I model in HO and like to build kits. I have noticed tho that there is a difference among brands and manufacturers in the scaling of buildings. That is, when different brands of buildings are placed side-by-side, I see a substantial difference. Some are over-scaled (too big), and some are under-scaled (too small). Has anybody else noticed this?


----------



## MichaelE (Mar 7, 2018)

I've only noticed it with Auhagen structures.

They have two lines, one HO and the other is HO/TT. TT being 1/120 scale. These dual-scale structures are scaled at 1/100.
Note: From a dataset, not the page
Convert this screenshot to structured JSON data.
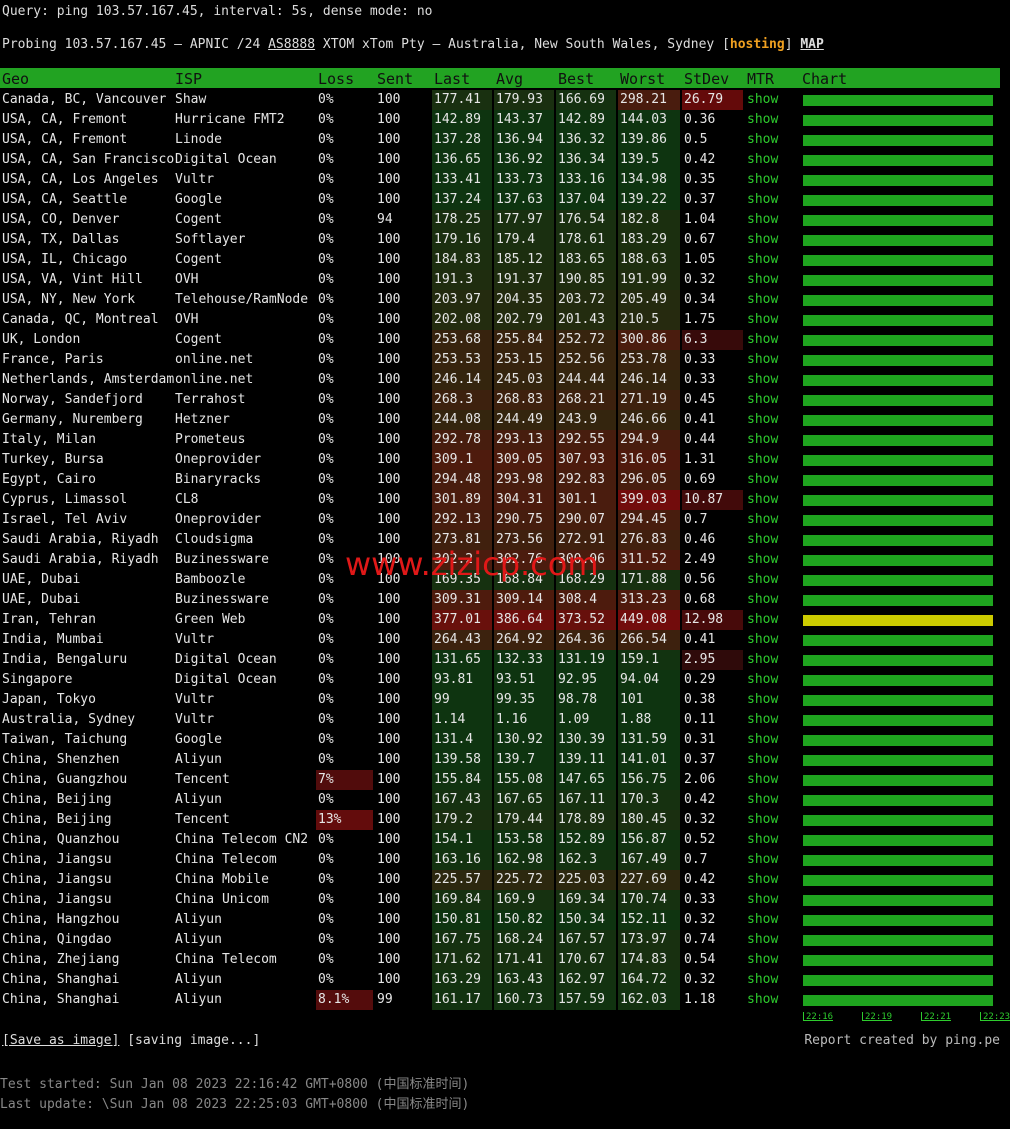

These undersized structures can be made to work in a forced perspective setting and they can also work if they are placed with smaller HO scale structures.

I haven't bought any US designed or manufactured structures in over 30 years so I'm not certain how their structures compare.

Other than Auhagen with their dual-scale offering, German and Austrian structures are true to scale.

Auhagen was located in the former East Germany and TT scale is still popular in that area and points east. Especially the former Soviet Union.


----------



## CTValleyRR (Jul 26, 2014)

Yes. As Michael noted, many (if not most) manufacturers try to get multi-use out of their structure kits by scaling them "between scales". In addition to HO /TT, HO / OO is another common blend. The former are slightly under scale, the latter slightly over. I've also found that a lot of them seem to be slightly ipunderscale so that they have a smaller footprint on the layout. Walthers Cornerstone kits seem to me to be true to scale. A good way to tell is that if a an HO scale figure is 7/8" tall, the a standard door should be about an inch high.


----------